Giant Isotope Effect on the Excited-State Lifetime and Emission Efficiency of the Silicon T Centre

TL;DR

The study reports a giant isotope effect on the excited-state lifetime of the silicon T centre, with deuterium variants living over five times longer than protium, driven by suppression of nonradiative decay due to a lower C–H stretching vibration energy. By combining resonant lifetime measurements with first-principles calculations, it shows that excluding the standard accepting-mode multiphonon decay, the C–H stretch mode dominates nonradiative loss and accounts for the isotope dependence, predicting near-unit quantum efficiency for deuterium ($η_D \approx 98.4\%$).
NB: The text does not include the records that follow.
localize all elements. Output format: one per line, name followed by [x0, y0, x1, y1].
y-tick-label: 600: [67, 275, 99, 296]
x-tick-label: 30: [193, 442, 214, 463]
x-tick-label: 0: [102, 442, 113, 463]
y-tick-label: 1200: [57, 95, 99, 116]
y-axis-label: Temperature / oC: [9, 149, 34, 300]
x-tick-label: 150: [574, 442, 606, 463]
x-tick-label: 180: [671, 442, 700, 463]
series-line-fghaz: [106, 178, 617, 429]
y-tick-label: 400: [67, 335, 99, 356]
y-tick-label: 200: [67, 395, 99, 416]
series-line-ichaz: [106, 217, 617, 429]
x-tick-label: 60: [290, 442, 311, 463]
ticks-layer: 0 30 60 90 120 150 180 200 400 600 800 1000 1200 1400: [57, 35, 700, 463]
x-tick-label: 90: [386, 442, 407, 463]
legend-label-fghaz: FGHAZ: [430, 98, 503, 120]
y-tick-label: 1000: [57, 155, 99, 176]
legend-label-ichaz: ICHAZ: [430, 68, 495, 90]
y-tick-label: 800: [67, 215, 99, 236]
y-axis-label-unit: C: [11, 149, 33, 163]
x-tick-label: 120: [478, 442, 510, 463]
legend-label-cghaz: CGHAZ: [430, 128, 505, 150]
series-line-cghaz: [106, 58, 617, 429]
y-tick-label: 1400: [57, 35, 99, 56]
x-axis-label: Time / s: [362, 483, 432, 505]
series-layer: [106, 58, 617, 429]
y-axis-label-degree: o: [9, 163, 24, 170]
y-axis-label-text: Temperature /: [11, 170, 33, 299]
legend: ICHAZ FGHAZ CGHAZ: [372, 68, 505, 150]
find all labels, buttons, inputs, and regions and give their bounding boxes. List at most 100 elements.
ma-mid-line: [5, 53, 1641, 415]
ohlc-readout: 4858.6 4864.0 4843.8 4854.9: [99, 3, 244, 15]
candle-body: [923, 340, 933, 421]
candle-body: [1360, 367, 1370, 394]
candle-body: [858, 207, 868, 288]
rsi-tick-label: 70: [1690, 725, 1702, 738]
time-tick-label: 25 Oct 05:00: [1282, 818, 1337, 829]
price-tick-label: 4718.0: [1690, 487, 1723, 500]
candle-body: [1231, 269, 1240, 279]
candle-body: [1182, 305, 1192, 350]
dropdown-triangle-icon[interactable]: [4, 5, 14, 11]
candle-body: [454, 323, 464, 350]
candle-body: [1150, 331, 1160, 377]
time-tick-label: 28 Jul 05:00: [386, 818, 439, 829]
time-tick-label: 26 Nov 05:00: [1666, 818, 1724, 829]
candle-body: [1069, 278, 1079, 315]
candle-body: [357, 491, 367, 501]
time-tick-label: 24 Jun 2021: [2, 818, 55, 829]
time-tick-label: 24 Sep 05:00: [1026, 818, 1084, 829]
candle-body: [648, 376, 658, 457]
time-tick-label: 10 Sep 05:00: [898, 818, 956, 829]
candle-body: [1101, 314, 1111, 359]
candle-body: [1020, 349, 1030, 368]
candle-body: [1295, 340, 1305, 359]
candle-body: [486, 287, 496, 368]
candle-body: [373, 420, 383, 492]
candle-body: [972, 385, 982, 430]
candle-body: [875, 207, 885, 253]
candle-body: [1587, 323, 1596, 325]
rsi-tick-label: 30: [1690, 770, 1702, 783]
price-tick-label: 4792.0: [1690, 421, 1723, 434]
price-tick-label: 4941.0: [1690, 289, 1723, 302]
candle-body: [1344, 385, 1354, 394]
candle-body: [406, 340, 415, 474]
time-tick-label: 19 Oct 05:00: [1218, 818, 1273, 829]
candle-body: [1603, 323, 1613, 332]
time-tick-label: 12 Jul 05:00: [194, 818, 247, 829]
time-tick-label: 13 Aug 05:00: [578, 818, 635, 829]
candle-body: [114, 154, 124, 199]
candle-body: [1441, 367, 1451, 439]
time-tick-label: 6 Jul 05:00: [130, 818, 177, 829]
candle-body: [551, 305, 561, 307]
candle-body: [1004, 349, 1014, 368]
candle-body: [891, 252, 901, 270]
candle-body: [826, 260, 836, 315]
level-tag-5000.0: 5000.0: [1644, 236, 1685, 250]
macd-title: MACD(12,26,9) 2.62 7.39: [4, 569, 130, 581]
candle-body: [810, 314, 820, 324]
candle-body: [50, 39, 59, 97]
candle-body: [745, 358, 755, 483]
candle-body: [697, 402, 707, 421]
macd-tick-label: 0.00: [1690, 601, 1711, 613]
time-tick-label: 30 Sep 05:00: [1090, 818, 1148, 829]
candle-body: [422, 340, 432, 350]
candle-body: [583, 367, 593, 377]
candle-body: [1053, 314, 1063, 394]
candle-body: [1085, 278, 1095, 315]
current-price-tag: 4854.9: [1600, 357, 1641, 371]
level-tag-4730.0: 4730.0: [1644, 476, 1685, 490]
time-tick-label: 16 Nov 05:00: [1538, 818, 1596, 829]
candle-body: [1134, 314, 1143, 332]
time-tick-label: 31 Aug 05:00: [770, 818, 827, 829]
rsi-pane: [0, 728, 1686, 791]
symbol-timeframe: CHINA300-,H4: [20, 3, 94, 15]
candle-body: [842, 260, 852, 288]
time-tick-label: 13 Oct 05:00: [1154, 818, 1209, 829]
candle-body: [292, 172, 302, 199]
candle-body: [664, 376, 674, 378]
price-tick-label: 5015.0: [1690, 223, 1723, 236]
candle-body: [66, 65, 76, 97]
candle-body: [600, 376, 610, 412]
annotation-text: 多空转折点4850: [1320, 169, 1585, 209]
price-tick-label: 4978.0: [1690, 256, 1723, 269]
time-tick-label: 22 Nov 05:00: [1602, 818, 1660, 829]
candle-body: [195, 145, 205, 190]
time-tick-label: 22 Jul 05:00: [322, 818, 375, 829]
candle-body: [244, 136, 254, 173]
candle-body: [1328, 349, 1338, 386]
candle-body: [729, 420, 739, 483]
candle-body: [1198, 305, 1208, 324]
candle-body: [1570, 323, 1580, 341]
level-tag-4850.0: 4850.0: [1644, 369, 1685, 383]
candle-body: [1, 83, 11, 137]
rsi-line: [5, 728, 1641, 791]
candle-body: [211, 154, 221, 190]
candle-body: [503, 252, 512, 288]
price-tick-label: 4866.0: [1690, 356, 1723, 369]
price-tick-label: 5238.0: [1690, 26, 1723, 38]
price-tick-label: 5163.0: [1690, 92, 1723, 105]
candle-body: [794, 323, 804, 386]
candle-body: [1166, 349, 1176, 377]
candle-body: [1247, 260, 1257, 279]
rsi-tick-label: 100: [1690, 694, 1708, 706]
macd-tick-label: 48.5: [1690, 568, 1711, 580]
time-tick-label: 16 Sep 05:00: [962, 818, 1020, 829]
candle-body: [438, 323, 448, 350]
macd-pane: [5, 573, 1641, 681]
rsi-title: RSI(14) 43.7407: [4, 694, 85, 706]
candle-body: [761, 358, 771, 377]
The work estimates radiative lifetime around $τ_R \approx 4.9 \, μs$ and increases the total zero-phonon radiative emission from ~4% to ~23% for the natural to deuterium variants, implying substantial improvements for single-photon sources and quantum memories in silicon. These results highlight isotopic engineering as a powerful lever to boost solid-state quantum emitters and spin–photon interfaces, with practical impact for quantum networking and silicon photonics.

Abstract

Efficient single-photon emitters are desirable for quantum technologies including quantum networks and photonic quantum computers. We investigate the T centre, a telecommunications-band emitter in silicon, and find a strong isotope dependence of its excited-state lifetime. In particular, the lifetime of the deuterium T centre is over five times longer than the common protium variant. Through explicit first-principles calculations, we demonstrate that this dramatic difference is due to a reduction in the carbon-hydrogen local vibrational mode energy, which suppresses non-radiative decay. Our results imply that the deuterium T centre approaches unit quantum efficiency, enabling more efficient single-photon sources, quantum memories, and entanglement generation.

Figures (4)

• Figure 1: Photoluminescence spectra of T centre samples with varying isotopic composition. Each peak is labelled with the attributed structure, following a C_S,C_W,H labelling scheme. Sample A (orange) is the natural isotope distribution. Sample B (blue) is deuterated. Sample C (green) is grown with an elevated concentration of ^13C. (Inset) Atomic structure of the T centre showing the inequivalent carbon sites C_S (dangling bond) and C_W (bonded to hydrogen).
• Figure 2: Luminescence transient decay of T centre isotope variants under pulsed resonant excitation. The inset shows an enlarged view of the region enclosed by the dashed box.
• Figure 3: The nonradiative decay rate $\Gamma_{\rm NR}$ of the natural (red) and deuterium (blue) T centre evaluated for the accepting and C-H stretching modes. The dashed lines correspond to the experimental lifetimes of 0.884µs (red) and 4.807µs (blue), and the gray, shaded region highlights the range within one order of magnitude of the experimental values.
• Figure 4: Resonant photoluminescence spectrum of the natural T centre (Sample A), showing the region near the expected C–H stretch LVM energy. The black curve shows the background-subtracted and system-response–normalized data, while the red curve shows the background signal.